When I was 16 years old, I hated public speaking. I wouldn’t speak at church, I wouldn’t stand up and delegate at Girl Scout events, and I would even get nervous when I spoke to groups of 4 or 5 people at a time. As you can imagine, I was mortified when I saw that I had to take a public speaking class in order to graduate from practically any university. So, I tried to take the class in the best way possible, at Ivy Tech Community College in a small class with less people to see my face turn bright red the minute my mouth opened. It ended up being a group of 15(ish) students and it wasn’t as difficult as I thought it would be. If I was well-informed on my topic, I could easily go on for hours (which are what 30 seconds feels like when you’re giving a presentation). After a few more communications classes, I grew to enjoy crafting speeches and figuring out how to involve my audience.
During the first week of my internship, the internship coordinator, Nicole Bieker, told me about an opportunity to speak about the staffing industry and internship program to a Senior-level HR class at the IUPUI Kelley School of Business. I had the opportunity to teach something to a bunch of seniors who are in my degree track! Who am I, a sophomore, to do such a thing? That’s insane… so of course, I said yes. As terrifyingly intimidating as that sounded, I wasn’t about to say no.
I didn’t think I would be able to tell that these students were easily two or three years older than me, but it definitely showed. What could I, a spry, young lassie, have to say to a bunch of seniors? As you can imagine, my nerves were heightened. Nonetheless, I forged onward! I played a very small role in the presentation (introducing myself, talking about the internship and passing out candy) but if nothing else, I encouraged the students to go to career fairs. I also got a Kelley School of Business portable USB charger and some free candy, so those were good bonuses.
I think the experience taught me that the age gap is real (even if it’s just a few years), but also that we shouldn’t be scared about being too young or too old to speak to an audience. That’s the great thing about people: we all have experiences that we can utilize to relate to one another. When I talked about career fairs, I mentioned how scary they are as a prospective employee, and their heads nodded in agreement. Simply finding one thing to connect with an audience on will get them to listen to you more intently and see you as a person, rather than a speaker.

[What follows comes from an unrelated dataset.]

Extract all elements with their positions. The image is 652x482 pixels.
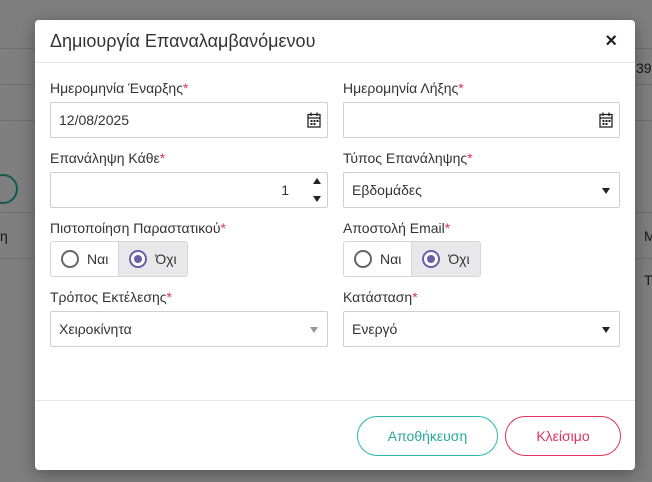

Two weeks after our presentation, one of the students from the class came into our office to interview Nicole for a class assignment on recruiting and she let me sit in during the interview to gain experience. The student, Mike Huang, was a very bright individual (as most Kelley students are). He started by asking questions about recruiting, but as always Nicole turned it into an opportunity to share her wisdom about business, life and generation gaps. I learned a lot and I think Mike did too.
Events outside the office sound fun and interesting, and that’s what catches our eye. But you never know who you could meet or what you could learn from the experience. There could be massive opportunities or benefits lying within a simply activity, and you wouldn’t know it was there if you didn’t go. So; go! Have fun! Meet people! You never know where it will lead you.
I cannot speak enough good things about this internship with Milliner and Associates (M&A). I was already ahead of my class, but M&A has brought me to a whole other level of learning. I’m developing practical skills that I’ll use for the rest of my life. Having Nicole as a mentor to help me see what I’m learning and how I’m responding to it has been instrumental in my success. Internships are the bomb.com!